Suivant le chemin du roi, nous avons découvert de petits villages trop sympathiques, des gens trop souriants, des routes trop extraordinaires et, par-dessus tout, un généreux vent de dos qui nous propulse de contrées en contrées. En arrêtant sur la route pour nous prendre à manger, nous nous sommes longuement questionné à savoir pourquoi les gens de la campagne sont si gentils comparativement à ceux de la ville. Je ne sais pas, mais cela me donne envie de m’y installer. Au milieu d’un champ de blé, une petite maison. Deux jeunes en train de refaire la toiture et derrière, des musiciens donne un concert intime à quelques personnages sortis tout droit des années 70. Cette commune aurait fait rougir tous ceux qui se cachent derrière leur individualisme.

C’est vers midi que nous avons découvert qu’il faisait trop chaud pour avancer davantage. Nous avons donc garé nos montures près d’une rivière à l’écart de la route et nous avons dormi.
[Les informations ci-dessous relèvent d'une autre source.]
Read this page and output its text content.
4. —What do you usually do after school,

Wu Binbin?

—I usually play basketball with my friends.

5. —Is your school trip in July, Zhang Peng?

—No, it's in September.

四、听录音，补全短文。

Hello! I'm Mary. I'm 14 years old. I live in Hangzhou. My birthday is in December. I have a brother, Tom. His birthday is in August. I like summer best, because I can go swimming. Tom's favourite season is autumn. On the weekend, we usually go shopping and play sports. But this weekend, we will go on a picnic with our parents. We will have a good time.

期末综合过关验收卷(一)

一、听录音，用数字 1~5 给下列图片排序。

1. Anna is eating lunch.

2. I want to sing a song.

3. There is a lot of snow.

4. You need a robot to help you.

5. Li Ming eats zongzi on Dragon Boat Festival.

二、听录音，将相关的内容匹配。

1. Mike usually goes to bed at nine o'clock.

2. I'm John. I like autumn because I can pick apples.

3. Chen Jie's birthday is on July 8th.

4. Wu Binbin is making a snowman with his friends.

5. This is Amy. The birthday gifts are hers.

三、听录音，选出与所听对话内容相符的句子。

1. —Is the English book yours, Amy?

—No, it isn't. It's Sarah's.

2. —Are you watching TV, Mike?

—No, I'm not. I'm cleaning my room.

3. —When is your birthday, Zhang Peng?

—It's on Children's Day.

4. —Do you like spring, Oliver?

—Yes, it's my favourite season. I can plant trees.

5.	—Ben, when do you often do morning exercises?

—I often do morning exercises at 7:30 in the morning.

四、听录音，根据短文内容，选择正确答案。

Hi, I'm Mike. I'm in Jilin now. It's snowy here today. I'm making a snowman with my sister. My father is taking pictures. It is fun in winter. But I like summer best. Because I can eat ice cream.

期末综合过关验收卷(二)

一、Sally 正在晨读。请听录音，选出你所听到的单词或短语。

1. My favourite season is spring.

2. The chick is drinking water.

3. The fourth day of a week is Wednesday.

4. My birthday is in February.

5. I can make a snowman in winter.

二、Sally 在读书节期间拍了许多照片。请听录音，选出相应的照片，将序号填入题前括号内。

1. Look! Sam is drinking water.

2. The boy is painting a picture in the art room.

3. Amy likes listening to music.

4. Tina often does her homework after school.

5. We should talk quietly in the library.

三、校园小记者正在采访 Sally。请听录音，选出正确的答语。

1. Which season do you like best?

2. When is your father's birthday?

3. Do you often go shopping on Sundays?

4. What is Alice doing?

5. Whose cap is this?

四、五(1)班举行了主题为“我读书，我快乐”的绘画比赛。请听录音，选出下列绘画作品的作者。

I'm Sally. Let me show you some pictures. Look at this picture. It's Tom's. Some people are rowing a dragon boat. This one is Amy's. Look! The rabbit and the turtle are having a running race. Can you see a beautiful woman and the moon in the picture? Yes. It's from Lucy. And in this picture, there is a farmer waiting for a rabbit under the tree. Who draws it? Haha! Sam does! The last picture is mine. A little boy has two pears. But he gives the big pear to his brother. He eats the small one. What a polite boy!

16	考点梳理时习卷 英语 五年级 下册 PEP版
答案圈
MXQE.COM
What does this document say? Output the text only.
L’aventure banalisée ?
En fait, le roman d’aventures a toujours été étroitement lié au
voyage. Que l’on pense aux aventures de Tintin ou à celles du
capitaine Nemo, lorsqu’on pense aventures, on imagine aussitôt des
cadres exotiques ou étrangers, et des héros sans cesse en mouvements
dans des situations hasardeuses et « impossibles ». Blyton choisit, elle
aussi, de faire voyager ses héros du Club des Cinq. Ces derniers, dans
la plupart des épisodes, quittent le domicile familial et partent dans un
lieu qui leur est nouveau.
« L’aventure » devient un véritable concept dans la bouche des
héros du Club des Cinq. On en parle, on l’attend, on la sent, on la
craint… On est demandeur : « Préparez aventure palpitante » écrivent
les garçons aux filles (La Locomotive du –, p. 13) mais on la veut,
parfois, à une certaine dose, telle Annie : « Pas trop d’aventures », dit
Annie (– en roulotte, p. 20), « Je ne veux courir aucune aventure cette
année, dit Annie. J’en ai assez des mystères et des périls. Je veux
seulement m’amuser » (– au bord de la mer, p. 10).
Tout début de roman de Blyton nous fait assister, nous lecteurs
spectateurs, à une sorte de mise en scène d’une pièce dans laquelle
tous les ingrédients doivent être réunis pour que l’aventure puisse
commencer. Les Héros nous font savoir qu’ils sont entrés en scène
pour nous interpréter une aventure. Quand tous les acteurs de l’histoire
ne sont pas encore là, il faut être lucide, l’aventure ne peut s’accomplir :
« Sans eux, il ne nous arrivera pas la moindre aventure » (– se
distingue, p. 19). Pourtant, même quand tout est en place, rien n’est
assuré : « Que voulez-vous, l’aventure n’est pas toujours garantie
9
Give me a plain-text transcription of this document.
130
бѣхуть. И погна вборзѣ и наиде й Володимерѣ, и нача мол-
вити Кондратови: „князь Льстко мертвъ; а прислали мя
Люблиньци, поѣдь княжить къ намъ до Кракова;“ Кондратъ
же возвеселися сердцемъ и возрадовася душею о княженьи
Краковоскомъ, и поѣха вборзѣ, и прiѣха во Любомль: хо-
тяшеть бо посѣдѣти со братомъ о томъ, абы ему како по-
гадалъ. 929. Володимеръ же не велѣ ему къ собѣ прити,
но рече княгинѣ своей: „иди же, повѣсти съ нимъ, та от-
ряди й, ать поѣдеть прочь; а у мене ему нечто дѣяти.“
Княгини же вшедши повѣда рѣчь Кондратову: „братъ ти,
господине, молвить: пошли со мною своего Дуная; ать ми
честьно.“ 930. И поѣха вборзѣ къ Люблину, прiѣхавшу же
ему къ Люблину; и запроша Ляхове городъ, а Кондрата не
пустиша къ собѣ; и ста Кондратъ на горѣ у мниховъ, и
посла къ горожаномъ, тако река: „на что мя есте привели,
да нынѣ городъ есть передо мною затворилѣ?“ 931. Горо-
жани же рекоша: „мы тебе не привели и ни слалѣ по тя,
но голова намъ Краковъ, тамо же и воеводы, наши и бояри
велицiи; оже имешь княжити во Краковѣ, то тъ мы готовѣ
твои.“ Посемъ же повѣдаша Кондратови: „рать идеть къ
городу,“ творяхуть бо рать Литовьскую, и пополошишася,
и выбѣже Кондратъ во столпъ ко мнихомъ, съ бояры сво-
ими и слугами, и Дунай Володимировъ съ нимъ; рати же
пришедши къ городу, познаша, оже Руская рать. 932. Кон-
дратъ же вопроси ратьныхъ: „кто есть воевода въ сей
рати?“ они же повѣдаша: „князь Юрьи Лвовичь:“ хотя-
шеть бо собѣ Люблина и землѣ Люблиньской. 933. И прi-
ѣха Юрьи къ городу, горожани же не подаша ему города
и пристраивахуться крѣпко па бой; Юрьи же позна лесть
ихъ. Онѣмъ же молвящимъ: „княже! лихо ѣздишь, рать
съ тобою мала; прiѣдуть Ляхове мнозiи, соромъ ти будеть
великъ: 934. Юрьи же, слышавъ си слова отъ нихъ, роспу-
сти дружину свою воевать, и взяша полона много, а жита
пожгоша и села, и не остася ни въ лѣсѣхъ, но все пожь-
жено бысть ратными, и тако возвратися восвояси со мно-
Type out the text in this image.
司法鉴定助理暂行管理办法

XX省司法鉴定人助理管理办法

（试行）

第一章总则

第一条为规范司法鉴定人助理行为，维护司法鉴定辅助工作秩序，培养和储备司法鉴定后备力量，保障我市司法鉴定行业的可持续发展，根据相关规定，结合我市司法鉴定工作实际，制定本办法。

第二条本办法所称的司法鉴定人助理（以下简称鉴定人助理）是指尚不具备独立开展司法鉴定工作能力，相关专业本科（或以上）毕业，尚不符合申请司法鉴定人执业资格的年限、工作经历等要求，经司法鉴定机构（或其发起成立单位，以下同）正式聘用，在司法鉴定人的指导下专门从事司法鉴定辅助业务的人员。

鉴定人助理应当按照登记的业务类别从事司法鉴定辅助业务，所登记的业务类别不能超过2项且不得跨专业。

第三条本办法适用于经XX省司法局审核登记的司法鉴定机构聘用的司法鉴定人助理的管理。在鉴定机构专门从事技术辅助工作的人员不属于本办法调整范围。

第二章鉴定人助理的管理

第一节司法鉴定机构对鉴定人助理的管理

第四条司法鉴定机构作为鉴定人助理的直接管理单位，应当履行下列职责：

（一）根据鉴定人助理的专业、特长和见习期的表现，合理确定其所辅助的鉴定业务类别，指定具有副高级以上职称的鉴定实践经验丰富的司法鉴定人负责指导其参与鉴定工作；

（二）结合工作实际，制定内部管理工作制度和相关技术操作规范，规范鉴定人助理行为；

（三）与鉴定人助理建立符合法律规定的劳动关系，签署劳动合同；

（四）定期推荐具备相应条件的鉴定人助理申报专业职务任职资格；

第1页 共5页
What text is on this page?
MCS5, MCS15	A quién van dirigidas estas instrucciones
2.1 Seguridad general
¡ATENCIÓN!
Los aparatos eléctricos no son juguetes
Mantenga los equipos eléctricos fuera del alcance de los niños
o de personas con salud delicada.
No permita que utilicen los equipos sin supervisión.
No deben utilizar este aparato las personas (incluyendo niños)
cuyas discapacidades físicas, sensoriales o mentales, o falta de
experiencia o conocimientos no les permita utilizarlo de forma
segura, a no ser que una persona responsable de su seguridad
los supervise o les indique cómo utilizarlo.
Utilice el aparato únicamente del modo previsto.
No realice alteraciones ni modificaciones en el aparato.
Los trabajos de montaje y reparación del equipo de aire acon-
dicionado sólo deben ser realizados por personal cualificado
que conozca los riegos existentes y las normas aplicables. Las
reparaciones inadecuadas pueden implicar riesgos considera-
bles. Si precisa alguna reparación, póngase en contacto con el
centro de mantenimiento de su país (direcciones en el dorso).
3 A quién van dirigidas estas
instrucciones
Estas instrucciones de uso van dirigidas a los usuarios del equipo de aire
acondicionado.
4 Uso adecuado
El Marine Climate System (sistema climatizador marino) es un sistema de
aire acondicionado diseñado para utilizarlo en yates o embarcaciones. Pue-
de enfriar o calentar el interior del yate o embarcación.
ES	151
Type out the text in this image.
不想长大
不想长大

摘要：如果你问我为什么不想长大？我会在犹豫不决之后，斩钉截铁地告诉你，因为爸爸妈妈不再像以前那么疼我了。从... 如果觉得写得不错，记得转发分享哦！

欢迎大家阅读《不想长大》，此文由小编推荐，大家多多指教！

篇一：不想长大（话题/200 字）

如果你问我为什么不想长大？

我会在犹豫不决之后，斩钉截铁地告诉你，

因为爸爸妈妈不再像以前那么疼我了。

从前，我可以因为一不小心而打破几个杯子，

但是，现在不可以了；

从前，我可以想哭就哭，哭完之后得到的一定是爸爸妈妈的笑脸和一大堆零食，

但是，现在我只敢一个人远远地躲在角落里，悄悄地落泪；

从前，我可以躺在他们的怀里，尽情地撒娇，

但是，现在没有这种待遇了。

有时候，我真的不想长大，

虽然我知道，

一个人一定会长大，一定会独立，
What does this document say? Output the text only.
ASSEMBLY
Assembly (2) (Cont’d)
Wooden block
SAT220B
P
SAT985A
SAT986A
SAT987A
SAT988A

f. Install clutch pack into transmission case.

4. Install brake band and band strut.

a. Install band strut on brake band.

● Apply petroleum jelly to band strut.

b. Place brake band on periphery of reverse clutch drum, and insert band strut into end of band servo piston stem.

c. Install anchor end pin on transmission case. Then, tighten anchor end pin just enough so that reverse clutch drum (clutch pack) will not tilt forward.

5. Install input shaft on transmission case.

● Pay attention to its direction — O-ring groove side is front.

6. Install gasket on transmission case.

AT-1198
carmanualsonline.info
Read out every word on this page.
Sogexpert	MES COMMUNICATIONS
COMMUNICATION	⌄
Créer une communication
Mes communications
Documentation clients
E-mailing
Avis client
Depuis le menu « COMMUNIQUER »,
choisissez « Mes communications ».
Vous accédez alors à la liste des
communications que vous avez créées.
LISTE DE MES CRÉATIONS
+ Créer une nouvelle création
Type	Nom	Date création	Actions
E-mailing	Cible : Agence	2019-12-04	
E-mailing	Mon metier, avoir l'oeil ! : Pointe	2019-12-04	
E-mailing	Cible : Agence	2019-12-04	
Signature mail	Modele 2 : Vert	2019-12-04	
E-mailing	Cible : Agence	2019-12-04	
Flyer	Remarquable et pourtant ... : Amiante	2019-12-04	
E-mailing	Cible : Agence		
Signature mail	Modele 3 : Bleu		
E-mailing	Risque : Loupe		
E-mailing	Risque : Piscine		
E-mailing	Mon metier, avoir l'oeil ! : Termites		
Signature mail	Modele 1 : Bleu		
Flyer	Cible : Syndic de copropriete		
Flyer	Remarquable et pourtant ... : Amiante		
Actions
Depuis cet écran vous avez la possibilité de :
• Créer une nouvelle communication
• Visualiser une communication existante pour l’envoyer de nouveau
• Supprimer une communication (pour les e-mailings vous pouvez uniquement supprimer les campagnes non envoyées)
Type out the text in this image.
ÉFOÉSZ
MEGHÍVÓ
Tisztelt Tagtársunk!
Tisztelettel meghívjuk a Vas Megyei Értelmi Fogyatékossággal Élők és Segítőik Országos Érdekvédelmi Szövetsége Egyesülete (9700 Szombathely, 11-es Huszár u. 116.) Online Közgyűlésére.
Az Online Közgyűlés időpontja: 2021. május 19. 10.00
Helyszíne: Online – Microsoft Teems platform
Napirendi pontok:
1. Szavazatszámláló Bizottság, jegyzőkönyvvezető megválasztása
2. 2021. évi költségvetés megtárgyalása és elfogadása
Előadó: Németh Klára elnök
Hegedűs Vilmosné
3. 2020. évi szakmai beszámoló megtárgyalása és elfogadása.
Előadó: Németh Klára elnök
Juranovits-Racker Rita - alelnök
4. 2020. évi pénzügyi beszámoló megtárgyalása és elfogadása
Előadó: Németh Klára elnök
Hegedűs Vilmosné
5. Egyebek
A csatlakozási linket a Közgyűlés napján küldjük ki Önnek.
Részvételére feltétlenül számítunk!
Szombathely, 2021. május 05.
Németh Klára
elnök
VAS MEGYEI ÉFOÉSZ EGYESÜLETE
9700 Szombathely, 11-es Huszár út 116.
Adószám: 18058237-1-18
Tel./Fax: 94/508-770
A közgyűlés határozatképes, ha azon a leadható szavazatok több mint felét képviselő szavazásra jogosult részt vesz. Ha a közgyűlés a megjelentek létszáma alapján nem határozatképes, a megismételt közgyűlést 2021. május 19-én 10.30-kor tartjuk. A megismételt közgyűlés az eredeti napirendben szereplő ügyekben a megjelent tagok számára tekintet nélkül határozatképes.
Combien de temps ? Aucune idée. Mais juste assez pour bien digéré les super sandwiches à saveur de bonne humeur que Geneviève nous avait préparés. Et nous sommes repartis, direction Trois-Rivières!

Le soleil (concept abstrait de nos jours) était maintenant caché par les nuages et nous avions chacun le mal du cycliste, communément appelé le « mal-de-cul ». Entrant à Trois-Rivières, le tonnerre nous suggéra de prendre une pause au gros ‘’M’’ jaune. Mais c’était peine perdu de tenter de demeurer au sec, il a plu le reste de la journée… Cela nous força à prendre un souper bénis des dieux sous le perron couvert d’une église. Le corps du Christ…Amen!

Ensuite, nous avons filé jusqu’à la prochaine halte routière où nous nous sommes installés pour la nuit. Du haut du cap, nous avions une vue imprenable sur le fleuve, mais les rafales de vent, mêlés à la pluie, nous firent se rabattre dans notre tente jusqu’au lendemain. Ok, dormir dans une halte routière est illégal. D’ailleurs, un agent de sécurité est venu nous le rappeler tard dans la nuit.
- C’est pas un camping icitte
- Ok monsieur
- Êtes-vous en vélo ?
- Oui monsieur
- Ah ouuuuuuiiiiin !?!
Le ton avait changé et notre interlocuteur était maintenant notre ami. Il me raconta quelques blagues et me proposa de surveiller nos vélos pendant la nuit.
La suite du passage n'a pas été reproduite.